Pour autant, les autorités européennes assurent que le risque de transmission en Europe reste « faible ». « Les protocoles de biosécurité sont stricts, et les systèmes de santé sont mieux préparés qu'en 2014 », a rappelé un expert en maladies infectieuses contacté par BMF - International. Un optimisme relatif, alors que des variants du virus, plus contagieux, ont été détectés en Afrique centrale ces dernières années.

« Ce cas, nous le prenons très au sérieux. L'UE ne laissera rien au hasard pour protéger ses citoyens, tout en garantissant une réponse proportionnée et efficace. »
— Un responsable de la Commission européenne, cité par BMF - International

Un contexte marqué par les leçons du passé

L'épidémie d'Ebola de 2014-2016 avait révélé des failles dans la préparation des pays européens. À l'époque, le virus avait été importé en Espagne et en Italie, provoquant une crise sanitaire et politique majeure. Depuis, l'UE a investi des centaines de millions d'euros dans la recherche, la formation des soignants et la création de stocks stratégiques de matériel médical. « Nous avons tiré les leçons de la crise précédente, et aujourd'hui, nos systèmes sont bien plus robustes », a souligné un responsable de l'Organisation mondiale de la santé (OMS) lors d'une conférence de presse à Genève.

Pourtant, des inquiétudes persistent. En 2025, une étude publiée par The Lancet avait montré que certains pays européens peinaient à maintenir leurs stocks de médicaments antiviraux et de vaccins expérimentaux.
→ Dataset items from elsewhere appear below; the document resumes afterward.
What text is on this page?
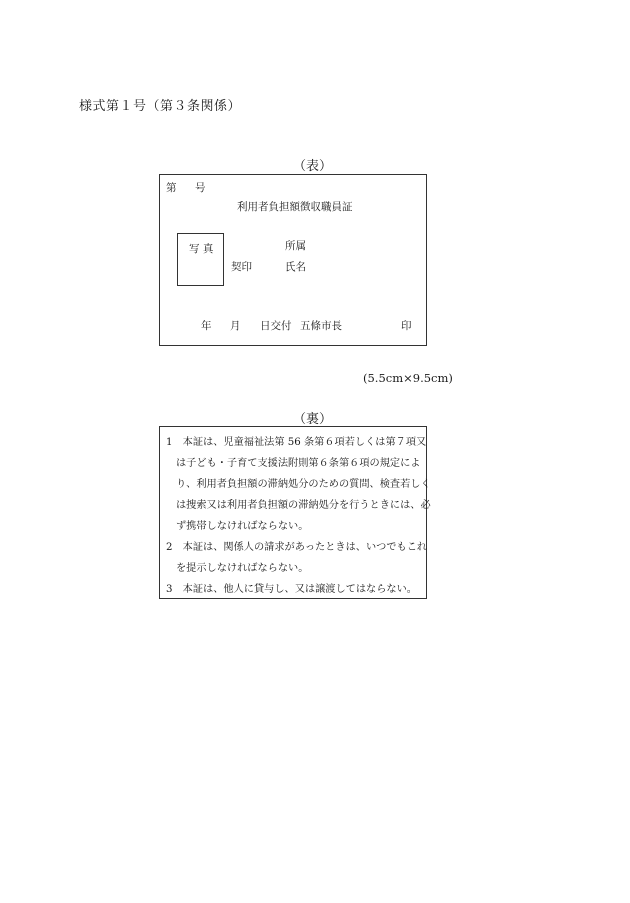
様式第１号（第３条関係）
（表）
第 号
利用者負担額徴収職員証
写 真
契印
所属
氏名
年 月 日交付 五條市長	印
(5.5cm×9.5cm)
（裏）
1　本証は、児童福祉法第 56 条第６項若しくは第７項又
は子ども・子育て支援法附則第６条第６項の規定によ
り、利用者負担額の滞納処分のための質問、検査若しく
は捜索又は利用者負担額の滞納処分を行うときには、必
ず携帯しなければならない。
2　本証は、関係人の請求があったときは、いつでもこれ
を提示しなければならない。
3　本証は、他人に貸与し、又は譲渡してはならない。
Un point que les autorités européennes promettent de régler « dans les plus brefs délais ».

Et maintenant ?

Dans les prochaines semaines, la Commission européenne devrait publier un rapport détaillé sur les mesures mises en place et les risques résiduels. Une réunion des ministres de la Santé de l'UE est prévue pour le 5 juin 2026, afin d'évaluer l'efficacité des dispositifs actuels. Par ailleurs, l'OMS a appelé à un renforcement de la coopération internationale, notamment pour financer les campagnes de vaccination en Afrique. Si la situation devait s'aggraver, les États membres pourraient activer des plans de confinement ciblés, comme cela avait été envisagé en 2020 lors de la pandémie de Covid-19.

Pour l'heure, l'UE mise sur une approche équilibrée : vigilance sans panique. Mais la question reste entière : combien de temps cette épidémie africaine va-t-elle durer, et l'Europe saura-t-elle maintenir son niveau de préparation ? Une chose est sûre, les prochaines semaines seront déterminantes.

D'après BMF - International, la résurgence de foyers actifs en RDC et en Guinée, couplée à l'émergence de variants plus contagieux, a poussé l'UE à revoir son évaluation des risques. Bien que le virus ne circule pas en Europe, les autorités craignent une importation via des voyageurs ou des marchandises contaminées.